Sadly, Colosseum is a footnote in Pokemon history. Many of the things that made it interesting were also targets of popular criticism, and it was followed by a sequel that was "bigger and better" but which as a result misses the point. Gone is the implied redemption arc for a former criminal who uses his talents for good in a corrupt world. Also gone is the much more restrained roster of available Pokemon. The story of Colosseum's sequel Pokemon XD: Gale of Darkness gestures at being more bombastic but renders its villains in a far less interesting way. In Colosseum Cipher operate by integrating into the systems that run the world; in the sequel they have a literal evil lair on a supervillain island. Despite all this, Gale of Darkness at least retains the thematic heart of Colosseum, which is more than can be said for the one other time Shadow Pokemon have come back...

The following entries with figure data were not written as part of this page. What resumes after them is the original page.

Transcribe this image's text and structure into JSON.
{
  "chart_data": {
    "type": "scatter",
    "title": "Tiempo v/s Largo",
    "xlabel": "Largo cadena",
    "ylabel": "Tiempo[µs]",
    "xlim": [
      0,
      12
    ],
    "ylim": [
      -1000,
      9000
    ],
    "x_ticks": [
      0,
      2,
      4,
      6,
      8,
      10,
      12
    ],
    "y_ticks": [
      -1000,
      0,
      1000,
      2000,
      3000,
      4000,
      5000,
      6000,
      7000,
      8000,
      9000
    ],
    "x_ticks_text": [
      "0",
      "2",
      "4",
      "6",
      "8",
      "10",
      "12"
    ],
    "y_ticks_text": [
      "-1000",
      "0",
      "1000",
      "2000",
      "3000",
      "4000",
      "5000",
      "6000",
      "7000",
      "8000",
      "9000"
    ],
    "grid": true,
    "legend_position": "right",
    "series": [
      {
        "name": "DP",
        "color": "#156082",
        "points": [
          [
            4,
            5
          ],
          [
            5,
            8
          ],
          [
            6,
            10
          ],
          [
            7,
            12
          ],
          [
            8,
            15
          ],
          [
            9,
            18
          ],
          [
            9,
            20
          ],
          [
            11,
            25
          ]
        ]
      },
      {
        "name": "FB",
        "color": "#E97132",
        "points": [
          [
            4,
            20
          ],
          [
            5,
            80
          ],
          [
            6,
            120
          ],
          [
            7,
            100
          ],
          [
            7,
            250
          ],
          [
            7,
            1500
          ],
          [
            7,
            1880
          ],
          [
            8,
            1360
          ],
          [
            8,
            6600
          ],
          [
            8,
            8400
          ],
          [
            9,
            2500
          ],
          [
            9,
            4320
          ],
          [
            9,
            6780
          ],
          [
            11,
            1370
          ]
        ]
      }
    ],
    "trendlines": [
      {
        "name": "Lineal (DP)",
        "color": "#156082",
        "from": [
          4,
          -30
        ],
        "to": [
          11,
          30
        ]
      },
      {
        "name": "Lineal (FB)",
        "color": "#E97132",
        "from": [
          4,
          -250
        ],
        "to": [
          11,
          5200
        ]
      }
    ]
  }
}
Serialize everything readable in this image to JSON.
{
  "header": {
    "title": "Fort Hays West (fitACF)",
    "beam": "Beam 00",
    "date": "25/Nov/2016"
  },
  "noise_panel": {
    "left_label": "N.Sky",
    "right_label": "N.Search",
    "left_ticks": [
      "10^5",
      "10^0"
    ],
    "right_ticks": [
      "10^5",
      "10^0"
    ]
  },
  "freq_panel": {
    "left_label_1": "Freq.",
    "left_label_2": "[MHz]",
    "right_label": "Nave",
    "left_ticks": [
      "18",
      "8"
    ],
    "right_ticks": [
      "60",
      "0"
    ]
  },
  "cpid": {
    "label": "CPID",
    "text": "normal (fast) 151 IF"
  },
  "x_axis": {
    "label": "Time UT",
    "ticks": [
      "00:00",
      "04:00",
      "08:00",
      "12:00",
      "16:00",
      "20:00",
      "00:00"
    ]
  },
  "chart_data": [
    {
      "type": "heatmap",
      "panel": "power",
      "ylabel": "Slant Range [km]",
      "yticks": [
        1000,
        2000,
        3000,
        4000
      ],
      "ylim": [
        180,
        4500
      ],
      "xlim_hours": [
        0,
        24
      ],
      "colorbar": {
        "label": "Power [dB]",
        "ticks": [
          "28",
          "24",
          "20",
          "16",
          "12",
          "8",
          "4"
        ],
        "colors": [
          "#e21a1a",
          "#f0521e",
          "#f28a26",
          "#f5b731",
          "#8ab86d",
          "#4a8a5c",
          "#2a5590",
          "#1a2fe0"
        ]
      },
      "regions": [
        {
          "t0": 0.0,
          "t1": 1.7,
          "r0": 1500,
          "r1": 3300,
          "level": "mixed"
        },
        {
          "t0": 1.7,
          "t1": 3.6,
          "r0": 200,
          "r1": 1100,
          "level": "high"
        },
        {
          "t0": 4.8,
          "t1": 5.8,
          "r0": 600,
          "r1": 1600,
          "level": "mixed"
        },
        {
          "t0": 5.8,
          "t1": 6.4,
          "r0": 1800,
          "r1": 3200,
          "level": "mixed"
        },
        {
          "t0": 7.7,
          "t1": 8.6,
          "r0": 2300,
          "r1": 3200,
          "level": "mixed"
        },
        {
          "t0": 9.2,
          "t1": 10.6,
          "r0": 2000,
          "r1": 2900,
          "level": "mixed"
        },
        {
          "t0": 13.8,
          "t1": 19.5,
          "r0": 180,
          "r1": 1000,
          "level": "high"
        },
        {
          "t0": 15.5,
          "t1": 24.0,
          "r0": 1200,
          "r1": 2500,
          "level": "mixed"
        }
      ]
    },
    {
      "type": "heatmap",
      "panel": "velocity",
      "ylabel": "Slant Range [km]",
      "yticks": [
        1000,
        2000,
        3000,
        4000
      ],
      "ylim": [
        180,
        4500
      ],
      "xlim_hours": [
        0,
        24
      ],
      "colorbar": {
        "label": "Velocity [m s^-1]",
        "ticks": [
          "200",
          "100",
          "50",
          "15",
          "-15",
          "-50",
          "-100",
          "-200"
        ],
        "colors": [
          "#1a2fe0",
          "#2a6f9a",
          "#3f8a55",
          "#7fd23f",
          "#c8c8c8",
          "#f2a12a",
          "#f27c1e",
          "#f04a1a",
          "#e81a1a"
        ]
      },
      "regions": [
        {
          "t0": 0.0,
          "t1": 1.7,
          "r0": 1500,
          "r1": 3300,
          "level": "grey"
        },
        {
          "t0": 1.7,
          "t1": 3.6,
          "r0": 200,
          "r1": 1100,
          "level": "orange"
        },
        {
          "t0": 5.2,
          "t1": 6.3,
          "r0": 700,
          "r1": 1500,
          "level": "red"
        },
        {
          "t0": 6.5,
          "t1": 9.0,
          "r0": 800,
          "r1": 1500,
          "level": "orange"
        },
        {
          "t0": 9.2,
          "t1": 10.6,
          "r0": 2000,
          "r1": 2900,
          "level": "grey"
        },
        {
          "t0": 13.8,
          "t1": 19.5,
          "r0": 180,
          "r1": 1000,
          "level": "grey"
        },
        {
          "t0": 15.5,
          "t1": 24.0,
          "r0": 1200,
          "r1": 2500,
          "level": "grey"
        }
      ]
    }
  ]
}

Pokemon Go's Johto Tour introdues Apex Shadow Pokemon

In July 2019 Pokemon GO (of all games!) decided to bring back Shadow Pokemon for the first time in 14 years. Instead of tying purification to the pre-existing Buddy system present in GO — the most obvious and thematically poignant approach — developer Niantic simply made it an in-game purchase. This is (somehow) the least of the problems with Pokemon GO's take on shadows. As it lacked meaningful incentives, the playerbase largely ignored Go's shadow system. A consequent update in 2020 made Shadow Pokemon substantially stronger than regular Pokemon, gamifying the mechanic at Colosseum's thematic heart in the single most tone deaf way possible. Two years on Niantic is now introducing 'Apex' Shadow Pokemon: stronger versions of existing shadows that are locked behind a real money paywall.

really though what the hell niantic I don't know how anyone at Niantic looked at Pokemon Colosseum then decided they wanted to be Cipher. Whatever the case, so long as we're all writing erudite thinkpieces about video games for children, I think the case of Shadow Pokemon potently exemplifies a thematic contradiction at the heart of recent Pokemon games: the anti-corporate themes these products gesture at are being sold to you by the world's highest-grossing media franchise.